Depuis son adhésion à la Communauté andine, à l’OMC et à l’Union pour la Protection des Obtentions Végétales (UPOV) en 1996, la Colombie a adopté des règles protégeant les droits des obtenteurs. Ainsi, si un agriculteur veut utiliser des semences locales (criollas), il doit « obtenir l’autorisation du gouvernement, ne peut le faire qu’une fois par an et que sur un maximum de cinq hectares, uniquement pour l’autoconsommation (il ne peut pas vendre sa récolte) » [3]. On devine avec ces restrictions comment le petit paysan est affecté. Mais jusqu’à l’avènement récent des ALE, ces règles étaient peu appliquées.
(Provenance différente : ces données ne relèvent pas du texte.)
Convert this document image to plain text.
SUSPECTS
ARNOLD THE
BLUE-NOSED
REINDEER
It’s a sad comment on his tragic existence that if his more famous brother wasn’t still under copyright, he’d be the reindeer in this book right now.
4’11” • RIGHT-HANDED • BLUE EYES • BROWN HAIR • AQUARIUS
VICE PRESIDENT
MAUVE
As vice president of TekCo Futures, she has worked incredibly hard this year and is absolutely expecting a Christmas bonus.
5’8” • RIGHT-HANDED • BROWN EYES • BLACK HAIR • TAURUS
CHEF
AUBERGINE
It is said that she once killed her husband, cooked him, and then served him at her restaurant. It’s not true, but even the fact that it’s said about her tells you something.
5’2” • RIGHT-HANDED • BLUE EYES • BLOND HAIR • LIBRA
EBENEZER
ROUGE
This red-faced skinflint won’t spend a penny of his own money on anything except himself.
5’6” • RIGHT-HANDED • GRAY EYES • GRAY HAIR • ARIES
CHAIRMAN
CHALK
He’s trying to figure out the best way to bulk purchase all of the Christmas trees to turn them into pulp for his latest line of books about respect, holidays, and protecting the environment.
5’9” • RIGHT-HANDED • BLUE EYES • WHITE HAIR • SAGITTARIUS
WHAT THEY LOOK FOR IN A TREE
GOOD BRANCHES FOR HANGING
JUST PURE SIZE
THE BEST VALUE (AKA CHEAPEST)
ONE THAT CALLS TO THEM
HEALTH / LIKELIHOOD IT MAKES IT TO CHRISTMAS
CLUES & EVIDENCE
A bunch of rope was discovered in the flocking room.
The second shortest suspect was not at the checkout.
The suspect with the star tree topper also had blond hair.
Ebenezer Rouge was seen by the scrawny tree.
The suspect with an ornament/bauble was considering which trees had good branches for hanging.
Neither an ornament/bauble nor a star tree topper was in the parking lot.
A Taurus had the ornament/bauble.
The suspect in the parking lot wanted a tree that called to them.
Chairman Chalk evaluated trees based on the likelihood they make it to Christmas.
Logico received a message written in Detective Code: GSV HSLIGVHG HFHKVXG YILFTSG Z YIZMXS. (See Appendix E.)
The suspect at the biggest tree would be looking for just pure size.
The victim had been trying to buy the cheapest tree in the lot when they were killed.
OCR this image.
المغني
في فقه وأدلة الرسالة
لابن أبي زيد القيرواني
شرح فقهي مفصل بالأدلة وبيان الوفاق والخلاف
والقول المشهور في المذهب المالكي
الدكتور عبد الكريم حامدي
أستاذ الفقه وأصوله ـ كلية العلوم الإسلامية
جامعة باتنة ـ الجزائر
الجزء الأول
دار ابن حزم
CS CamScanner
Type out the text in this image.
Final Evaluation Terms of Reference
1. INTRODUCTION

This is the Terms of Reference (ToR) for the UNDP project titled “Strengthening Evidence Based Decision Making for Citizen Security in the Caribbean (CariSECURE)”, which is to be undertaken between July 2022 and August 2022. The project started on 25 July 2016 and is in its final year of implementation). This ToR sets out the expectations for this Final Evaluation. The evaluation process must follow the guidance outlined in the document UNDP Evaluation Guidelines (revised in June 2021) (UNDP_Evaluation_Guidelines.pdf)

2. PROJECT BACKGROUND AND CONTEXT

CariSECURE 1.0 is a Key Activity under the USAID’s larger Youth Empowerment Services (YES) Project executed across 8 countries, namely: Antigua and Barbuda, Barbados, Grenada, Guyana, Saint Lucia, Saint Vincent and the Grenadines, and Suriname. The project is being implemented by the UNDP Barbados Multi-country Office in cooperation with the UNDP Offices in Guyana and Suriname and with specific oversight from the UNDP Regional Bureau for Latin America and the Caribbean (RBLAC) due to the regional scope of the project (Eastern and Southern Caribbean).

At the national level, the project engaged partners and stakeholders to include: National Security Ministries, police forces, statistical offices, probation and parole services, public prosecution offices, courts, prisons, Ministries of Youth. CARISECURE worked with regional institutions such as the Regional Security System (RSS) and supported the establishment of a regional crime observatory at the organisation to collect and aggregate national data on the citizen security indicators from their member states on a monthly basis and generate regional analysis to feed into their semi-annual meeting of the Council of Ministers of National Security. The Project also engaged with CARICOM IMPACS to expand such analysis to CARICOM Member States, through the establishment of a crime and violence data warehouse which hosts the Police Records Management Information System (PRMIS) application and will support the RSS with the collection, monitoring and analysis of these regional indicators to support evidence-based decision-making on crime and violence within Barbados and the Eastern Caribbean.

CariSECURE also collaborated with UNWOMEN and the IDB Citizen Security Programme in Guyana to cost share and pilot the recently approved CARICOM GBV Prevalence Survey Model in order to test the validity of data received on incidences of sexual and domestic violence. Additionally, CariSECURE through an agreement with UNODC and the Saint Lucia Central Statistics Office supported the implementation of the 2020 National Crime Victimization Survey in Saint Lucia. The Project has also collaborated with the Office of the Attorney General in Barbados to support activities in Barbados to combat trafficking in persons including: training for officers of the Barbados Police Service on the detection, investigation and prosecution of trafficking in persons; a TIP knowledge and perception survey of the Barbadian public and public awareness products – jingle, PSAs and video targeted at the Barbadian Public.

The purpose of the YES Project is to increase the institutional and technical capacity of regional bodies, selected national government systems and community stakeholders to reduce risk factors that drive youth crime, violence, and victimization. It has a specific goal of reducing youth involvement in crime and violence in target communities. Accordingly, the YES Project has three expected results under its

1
En effet, comme le souligne l’ONG GRAIN, les accords de libre échange (ALE) avec les États-Unis et l’UE obligent le gouvernement colombien à « assurer des droits de monopole légal sur les semences vendues par des sociétés américaines et européennes à titre d’incitation pour leur permettre d’investir en Colombie » [4]. Désormais, le contrôle sur les semences s’est intensifié : « les autorités colombiennes ont pris d’assaut les entrepôts et des camions de riziculteurs dans Campoalegre, dans la province de Huila, et ont violemment détruit 70 tonnes de riz qui, selon elles, n’avaient pas été traitées conformément à la loi » [5]. La raison de cette destruction est double : tout d’abord, parce qu’il s’agissait de semences non certifiées, donc considérées comme porteuses d’un risque sanitaire par l’ICA, l’Institut colombien agraire ; ensuite, parce qu’aucunes de ces semences n’étaient dans des sacs originaux, mais dans des sacs de farine et de fertilisants, ce qui, toujours selon cet institut, pouvait les contaminer [6]. Au cours des trois ans d’existence de la « Résolution 9.70 » (2010-2012), le gouvernement a rejeté ou détruit 4 271 tonnes de « semences illégales », en l’occurrence des semences issues de récoltes paysannes, conservées pour le semis suivant.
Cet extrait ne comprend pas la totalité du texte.